WHO: Marceline Cox, her pigs, and implied others. WHEN: 7/16, early morning. WHERE: The Cox Farm SUMMARY: Marceline feeds the pigs. WARNINGS: Implied murder.
It was early enough to still be cold, the mist of the Pacific Northwest driving a chill down her spine.
“Dorothy!” She heard her ma call out from the house, and Marceline rolled her eyes. She must’ve left the movie on. It had made for good background noise when she had been preparing the morning meal. She hadn’t done a good job of it, but that was fine. Slop wasn’t meant to be pretty and if her ma found it before she had a chance to clean it up, she’d probably understand if she had a chance to explain herself.
Anyone who knew Blaze would understand it.
The weight she held on her shoulders was not poetic: no, it extended only as far as the hundred something pounds of ground up problems in the buckets of slop she held in her hands.

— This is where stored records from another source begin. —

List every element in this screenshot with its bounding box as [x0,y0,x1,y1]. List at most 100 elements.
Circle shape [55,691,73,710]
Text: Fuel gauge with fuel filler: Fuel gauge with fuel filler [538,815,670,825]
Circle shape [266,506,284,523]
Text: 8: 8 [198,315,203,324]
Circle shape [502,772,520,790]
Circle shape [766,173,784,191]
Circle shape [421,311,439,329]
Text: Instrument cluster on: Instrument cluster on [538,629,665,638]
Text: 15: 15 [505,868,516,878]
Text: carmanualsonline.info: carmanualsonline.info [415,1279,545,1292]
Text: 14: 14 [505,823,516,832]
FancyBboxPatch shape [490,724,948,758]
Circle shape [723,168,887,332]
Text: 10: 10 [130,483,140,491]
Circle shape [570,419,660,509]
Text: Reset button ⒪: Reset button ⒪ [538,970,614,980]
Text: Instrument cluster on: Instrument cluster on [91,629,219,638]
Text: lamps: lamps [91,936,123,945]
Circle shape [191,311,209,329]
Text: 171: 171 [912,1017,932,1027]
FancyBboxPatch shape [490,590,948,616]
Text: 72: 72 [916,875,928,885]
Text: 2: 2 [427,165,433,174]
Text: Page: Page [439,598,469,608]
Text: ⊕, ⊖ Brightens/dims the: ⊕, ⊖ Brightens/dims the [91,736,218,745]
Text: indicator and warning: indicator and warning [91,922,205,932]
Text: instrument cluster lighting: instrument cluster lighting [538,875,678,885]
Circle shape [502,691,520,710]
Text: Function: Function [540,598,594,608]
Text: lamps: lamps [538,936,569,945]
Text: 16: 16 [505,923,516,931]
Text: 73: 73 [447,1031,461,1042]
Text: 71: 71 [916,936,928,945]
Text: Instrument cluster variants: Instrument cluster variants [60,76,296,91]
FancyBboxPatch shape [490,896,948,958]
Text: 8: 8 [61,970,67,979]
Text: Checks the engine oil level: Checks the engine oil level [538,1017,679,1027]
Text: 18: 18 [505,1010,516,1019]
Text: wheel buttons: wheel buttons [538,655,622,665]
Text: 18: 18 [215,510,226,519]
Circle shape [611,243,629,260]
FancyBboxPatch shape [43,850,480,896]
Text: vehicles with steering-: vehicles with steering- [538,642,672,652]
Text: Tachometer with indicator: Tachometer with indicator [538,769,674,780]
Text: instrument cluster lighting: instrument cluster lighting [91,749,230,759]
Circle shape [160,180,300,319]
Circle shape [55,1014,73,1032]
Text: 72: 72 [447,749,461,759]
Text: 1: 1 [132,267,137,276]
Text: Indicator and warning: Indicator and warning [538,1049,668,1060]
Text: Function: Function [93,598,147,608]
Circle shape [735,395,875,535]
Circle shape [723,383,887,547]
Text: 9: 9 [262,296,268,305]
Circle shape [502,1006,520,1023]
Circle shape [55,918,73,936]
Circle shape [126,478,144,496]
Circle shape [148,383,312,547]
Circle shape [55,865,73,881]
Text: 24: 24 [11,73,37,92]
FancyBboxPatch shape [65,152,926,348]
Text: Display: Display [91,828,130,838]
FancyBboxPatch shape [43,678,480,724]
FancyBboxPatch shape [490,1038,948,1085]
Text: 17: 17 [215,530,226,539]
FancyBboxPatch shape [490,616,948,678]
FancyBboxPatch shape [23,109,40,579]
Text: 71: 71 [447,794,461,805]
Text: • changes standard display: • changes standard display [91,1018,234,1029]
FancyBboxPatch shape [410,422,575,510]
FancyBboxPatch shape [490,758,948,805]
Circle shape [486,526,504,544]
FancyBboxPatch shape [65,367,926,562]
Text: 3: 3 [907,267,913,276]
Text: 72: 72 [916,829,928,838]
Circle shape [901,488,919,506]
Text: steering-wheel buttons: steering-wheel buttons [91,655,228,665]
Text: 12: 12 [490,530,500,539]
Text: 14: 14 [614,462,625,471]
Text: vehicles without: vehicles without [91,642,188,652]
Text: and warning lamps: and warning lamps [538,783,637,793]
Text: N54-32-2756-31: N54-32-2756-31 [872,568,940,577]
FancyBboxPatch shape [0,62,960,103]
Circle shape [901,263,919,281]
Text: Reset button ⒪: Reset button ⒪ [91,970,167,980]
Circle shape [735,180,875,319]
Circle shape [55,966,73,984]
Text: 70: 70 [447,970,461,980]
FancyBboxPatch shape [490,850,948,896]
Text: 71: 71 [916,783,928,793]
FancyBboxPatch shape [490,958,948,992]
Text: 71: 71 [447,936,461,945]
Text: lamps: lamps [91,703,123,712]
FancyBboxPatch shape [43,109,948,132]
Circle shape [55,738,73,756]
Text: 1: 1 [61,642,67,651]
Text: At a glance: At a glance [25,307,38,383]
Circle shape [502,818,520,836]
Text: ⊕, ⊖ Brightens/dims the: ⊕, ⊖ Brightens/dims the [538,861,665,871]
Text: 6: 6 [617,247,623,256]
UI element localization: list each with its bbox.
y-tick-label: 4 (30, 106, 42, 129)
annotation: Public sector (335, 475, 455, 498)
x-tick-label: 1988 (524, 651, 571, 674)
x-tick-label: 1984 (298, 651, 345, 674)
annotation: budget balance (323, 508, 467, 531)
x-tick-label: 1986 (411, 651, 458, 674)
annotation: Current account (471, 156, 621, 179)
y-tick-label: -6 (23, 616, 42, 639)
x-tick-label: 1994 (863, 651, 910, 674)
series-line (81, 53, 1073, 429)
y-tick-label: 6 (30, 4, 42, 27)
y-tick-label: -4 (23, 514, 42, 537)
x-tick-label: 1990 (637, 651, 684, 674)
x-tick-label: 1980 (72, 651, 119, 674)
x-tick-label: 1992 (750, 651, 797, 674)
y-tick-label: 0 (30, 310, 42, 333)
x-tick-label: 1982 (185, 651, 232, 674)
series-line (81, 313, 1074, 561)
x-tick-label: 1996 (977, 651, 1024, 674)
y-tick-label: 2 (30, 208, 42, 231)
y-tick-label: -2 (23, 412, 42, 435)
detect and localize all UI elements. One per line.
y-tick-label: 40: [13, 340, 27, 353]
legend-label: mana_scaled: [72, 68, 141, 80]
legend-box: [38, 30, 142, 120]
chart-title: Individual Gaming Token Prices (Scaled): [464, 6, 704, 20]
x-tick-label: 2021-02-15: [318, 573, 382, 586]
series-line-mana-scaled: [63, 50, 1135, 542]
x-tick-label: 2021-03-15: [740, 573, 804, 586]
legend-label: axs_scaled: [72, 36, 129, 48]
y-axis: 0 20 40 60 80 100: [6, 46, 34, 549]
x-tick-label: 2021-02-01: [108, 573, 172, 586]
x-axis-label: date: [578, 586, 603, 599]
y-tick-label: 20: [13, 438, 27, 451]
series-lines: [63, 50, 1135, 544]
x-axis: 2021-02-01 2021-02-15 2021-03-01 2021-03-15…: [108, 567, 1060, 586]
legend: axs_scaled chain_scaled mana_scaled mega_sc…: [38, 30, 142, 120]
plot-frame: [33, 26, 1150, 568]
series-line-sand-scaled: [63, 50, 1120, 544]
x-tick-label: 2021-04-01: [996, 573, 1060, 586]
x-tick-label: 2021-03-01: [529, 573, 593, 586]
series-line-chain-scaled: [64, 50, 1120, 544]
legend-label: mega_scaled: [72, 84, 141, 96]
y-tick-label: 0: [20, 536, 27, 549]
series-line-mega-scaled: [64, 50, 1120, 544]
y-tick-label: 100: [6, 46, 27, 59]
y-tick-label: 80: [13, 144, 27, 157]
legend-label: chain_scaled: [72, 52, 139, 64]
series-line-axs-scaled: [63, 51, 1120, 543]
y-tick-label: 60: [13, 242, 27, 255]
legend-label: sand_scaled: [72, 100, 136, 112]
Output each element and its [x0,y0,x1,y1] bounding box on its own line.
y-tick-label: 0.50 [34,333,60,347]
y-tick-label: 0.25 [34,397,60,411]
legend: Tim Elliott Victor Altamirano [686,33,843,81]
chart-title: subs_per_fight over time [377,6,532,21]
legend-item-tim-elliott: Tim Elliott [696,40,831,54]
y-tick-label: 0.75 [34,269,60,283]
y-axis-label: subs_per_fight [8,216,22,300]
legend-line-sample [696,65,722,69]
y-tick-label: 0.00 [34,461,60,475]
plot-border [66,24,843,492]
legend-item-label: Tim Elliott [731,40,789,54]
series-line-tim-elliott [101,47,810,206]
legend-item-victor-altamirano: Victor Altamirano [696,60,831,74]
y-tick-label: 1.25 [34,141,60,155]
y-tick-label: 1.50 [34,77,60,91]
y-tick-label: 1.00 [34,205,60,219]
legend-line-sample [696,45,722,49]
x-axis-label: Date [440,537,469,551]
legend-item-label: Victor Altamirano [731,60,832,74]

Whatever. Live and learn. Or not.
“Here, pig, pig, pig,” she called as she approached the pen, where she was greeted by pigs both fat and small, squealing and dancing and happy.
The first bucket was emptied. Then the second. It sloshed, muddled brown and red and foul. Her lips twitched as she watched them step up to the plate.
She lit a cigarette. She inhaled liberally.
“I think there’s a play like this,” she spoke to them. Hunk stopped eating and looked up, as if waiting for her to continue.
“I just think it. I donno if it’s true.” Puff puff. “Something about eating pies, I think. But you’re not so dignified for all that and I ain’t about to feed her to Blaze, so slop it is.”
Hunk continued to eat what remained of her problem from Canada.
Finishing up her smoke, she snuffed it out with her ruby red converse and started the long walk back to the house.
There were easier ways of getting rid of people than dropping a house on them.